Hong Kong holds a special place in my heart.

It was the first country I visited as a child. My father took me there when I was 13—his graduation present. I still remember vividly our visit to Stanley Beach, the sweeping vistas of the mountains and the sea as we stood on the terrace of a hotel perched on a hill.

Hong Kong was where I lived as a young mother, a time and place that seem like a distant life now. The baby I cared for hands-on in the seaside community of Discovery Bay on Lantau Island is now 21, and the trip back there was a belated birthday present, but I found that it was a gift for me as well.

It’s amazing how different a familiar place can look like after many years.  How one can see and appreciate many things about the place that one used to be fearful of or take for granted. Central District’s winding roads seemed easier to navigate this time; the Star Ferry more charming, and the pace of life, though still very busy, less daunting.

Perhaps I had grown older, braver and wiser in the years that have ensued.

The trip was an emotional journey as we revisited our old home, and returned to familiar haunts, places where she and I used to spend time together. In those moments I was reminded of a younger self, of the joys and pains of young motherhood, of what I was capable of and how much I could bear.

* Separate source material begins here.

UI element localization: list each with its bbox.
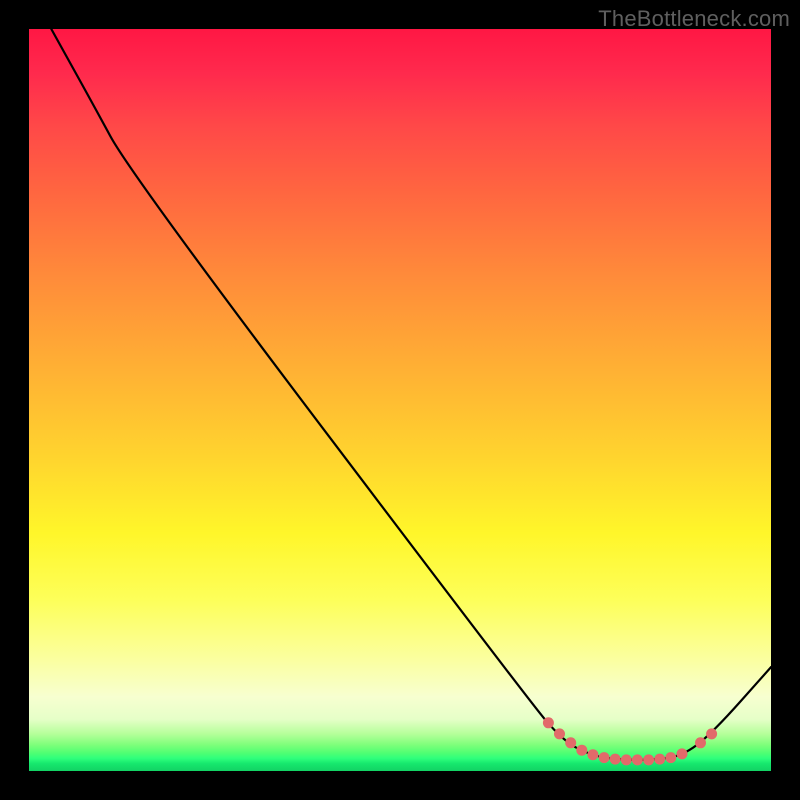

As I regaled my daughter with stories of our life in Hong Kong before her and after her, stories that she had never heard, in my head I could hear myself say, “Wow, I was able to do that!?” and smile at the recollection.

Although some of the memories were bittersweet, I was awash with peace at many of the things that I remembered, and in the process rekindled a love for the city that I had shunned for many years.

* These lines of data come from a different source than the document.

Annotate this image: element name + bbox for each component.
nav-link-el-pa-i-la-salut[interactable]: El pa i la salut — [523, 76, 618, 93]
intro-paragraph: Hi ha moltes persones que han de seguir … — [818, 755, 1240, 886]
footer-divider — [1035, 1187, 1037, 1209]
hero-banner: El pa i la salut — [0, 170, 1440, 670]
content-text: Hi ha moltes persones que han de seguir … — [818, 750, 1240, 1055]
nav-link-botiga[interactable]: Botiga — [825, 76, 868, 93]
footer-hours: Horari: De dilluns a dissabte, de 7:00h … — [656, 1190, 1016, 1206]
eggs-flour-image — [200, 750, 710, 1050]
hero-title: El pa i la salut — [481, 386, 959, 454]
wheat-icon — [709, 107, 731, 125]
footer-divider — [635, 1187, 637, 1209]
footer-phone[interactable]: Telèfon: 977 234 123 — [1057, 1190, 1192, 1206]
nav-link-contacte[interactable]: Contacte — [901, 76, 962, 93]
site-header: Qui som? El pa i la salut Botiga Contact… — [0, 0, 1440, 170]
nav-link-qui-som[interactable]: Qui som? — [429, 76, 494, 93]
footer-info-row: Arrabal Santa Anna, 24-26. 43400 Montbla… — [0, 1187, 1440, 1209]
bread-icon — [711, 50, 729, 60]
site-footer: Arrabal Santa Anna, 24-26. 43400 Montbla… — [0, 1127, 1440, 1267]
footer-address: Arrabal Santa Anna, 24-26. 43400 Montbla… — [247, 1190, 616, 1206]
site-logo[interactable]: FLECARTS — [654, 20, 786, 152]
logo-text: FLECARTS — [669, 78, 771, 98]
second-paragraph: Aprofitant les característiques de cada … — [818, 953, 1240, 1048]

My daughter and I make good travel partners. Admittedly, she is the more organized one and we are in many ways like yin and yang. On this trip I taught her to loosen up. To allow herself to “get lost.” Thus, most of our days were unstructured and unhurried. We let our legs lead where our hearts wanted to take us.

To die for

Sometimes that meant walking and running for an hour in Causeway Bay in pursuit of an elusive but to-die-for Peking Duck (at the Golden Bauhinia in the HK Convention Center). Other days that would mean hiking up and down the streets of Central to buy a blue paper lantern, to shoot the very rare cobblestone street, or peer through the alley where Rizal once lived.

On another quiet afternoon before flying home, “getting lost” meant circling the IFC mall several times in search of a macaron, and ending up instead having high tea overlooking the Victoria Harbor.

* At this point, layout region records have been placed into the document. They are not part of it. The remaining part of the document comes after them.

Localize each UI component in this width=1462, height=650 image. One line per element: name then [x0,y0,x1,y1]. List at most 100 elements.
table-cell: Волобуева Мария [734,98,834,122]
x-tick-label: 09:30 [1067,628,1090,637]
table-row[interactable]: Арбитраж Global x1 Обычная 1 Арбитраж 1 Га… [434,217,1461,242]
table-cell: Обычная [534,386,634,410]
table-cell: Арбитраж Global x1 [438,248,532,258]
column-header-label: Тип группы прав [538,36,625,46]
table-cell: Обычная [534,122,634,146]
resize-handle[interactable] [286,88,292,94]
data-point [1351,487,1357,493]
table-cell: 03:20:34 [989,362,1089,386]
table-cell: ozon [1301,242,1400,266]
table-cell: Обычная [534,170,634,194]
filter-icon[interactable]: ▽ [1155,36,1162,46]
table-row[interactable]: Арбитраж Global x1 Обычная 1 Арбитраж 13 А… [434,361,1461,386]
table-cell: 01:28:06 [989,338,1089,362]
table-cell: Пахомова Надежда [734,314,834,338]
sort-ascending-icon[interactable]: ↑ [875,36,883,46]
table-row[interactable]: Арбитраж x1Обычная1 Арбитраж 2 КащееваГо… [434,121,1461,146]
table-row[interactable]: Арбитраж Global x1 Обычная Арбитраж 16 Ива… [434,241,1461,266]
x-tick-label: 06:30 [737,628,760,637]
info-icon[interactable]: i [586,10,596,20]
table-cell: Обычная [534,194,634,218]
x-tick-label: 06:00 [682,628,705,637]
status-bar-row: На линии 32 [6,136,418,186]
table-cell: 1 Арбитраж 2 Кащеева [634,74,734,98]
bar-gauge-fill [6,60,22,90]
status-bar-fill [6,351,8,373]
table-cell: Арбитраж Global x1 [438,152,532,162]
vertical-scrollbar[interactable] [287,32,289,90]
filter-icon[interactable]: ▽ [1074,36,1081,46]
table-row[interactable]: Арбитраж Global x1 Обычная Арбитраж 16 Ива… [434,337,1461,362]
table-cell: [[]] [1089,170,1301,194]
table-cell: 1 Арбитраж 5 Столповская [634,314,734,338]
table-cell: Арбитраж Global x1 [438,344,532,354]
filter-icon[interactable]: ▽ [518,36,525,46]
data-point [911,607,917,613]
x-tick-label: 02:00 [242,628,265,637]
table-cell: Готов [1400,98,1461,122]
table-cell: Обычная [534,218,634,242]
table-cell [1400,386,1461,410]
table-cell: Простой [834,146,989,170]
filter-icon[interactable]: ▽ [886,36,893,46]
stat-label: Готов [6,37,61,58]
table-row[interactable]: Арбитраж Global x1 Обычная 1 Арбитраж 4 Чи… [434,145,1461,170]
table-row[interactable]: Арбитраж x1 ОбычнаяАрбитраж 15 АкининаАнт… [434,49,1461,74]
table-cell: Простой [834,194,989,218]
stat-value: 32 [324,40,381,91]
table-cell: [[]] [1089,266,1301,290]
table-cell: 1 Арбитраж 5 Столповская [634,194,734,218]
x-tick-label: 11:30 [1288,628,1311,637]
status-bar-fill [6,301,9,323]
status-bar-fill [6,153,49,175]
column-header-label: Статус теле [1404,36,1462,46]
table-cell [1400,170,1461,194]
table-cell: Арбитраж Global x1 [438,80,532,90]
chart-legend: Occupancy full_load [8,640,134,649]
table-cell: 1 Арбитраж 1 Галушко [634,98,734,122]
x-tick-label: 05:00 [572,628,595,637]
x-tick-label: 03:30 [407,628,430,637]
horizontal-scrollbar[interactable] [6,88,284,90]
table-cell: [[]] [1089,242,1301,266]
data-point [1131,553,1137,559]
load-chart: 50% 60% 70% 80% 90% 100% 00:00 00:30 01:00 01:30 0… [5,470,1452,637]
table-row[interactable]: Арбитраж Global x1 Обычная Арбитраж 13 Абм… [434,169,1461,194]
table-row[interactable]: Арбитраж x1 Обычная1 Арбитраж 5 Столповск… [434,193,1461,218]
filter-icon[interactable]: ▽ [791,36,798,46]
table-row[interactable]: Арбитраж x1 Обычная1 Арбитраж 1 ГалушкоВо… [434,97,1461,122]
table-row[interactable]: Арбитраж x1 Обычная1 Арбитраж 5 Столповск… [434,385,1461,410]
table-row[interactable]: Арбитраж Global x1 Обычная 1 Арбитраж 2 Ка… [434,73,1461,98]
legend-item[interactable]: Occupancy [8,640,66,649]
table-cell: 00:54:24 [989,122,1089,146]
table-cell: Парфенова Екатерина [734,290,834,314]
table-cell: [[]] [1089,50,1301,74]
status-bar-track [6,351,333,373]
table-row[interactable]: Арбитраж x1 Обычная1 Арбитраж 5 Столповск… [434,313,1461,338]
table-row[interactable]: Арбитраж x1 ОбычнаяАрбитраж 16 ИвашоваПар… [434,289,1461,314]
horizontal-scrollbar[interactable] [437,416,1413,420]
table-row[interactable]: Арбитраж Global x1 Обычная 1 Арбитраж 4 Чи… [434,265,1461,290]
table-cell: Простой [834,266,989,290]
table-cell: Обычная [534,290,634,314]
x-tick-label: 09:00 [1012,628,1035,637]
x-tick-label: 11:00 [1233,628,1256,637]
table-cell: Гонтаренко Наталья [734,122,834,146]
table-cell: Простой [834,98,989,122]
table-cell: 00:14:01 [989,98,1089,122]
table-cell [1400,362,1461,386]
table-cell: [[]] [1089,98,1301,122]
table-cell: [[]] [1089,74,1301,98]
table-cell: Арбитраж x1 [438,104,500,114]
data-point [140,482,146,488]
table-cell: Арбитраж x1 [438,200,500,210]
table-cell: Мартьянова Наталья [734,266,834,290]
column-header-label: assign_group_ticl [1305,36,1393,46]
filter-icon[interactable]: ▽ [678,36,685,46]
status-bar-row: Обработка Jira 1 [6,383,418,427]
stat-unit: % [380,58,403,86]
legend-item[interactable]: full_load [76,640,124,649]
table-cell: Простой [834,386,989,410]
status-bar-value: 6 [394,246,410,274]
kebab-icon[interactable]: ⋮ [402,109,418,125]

The joy of having an adult child is that your relationship evolves from mother and child to best friends. As the child grows older, she becomes more tolerant and understanding of the parent’s shortcomings. In her eyes, one’s humanity shines, more than what was once perceived as “superhero” qualities, although of course, she knows that I will always be mom, and she will always be my baby. Every now and then, though, our individual strengths reverse those roles.

Directions were never my strongest suit, though I must say that, in the exercise of getting “lost,” I found the greatest joys and treasures.  It was no different on this trip. My heart was warmed watching my Hong Kong baby, now all grown up, navigate the streets her mother once knew so well, safely on her own.

Watching her move confidently, sightseeing and shooting pictures, I was reminded of an incident when she was all of seven and I was very pregnant with my youngest child. We had found ourselves in a brand-new mall in the southern part of Manila, and the person who was supposed to take us home had left and gone ahead.  I was trying to figure my way out when her little hand tugged at my sleeve, “Mommy, this way…” And true enough, the seven-year-old led the 30-year-old out of the mall and into the parking lot.

Many times on this trip, late in the evening, she would lead the way back home. On unfamiliar streets I was often tempted to ask, “Are you sure?” But I would stop myself—she already had a homing device at age seven, how much more now?

God always gives us what we need. He blesses us with children who help us navigate a different phase of  life with confidence and joy, and by His grace, second chances for us to revisit our past, and see the world through braver and kinder eyes, like, as T.S. Eliot says, we are seeing it for the first time.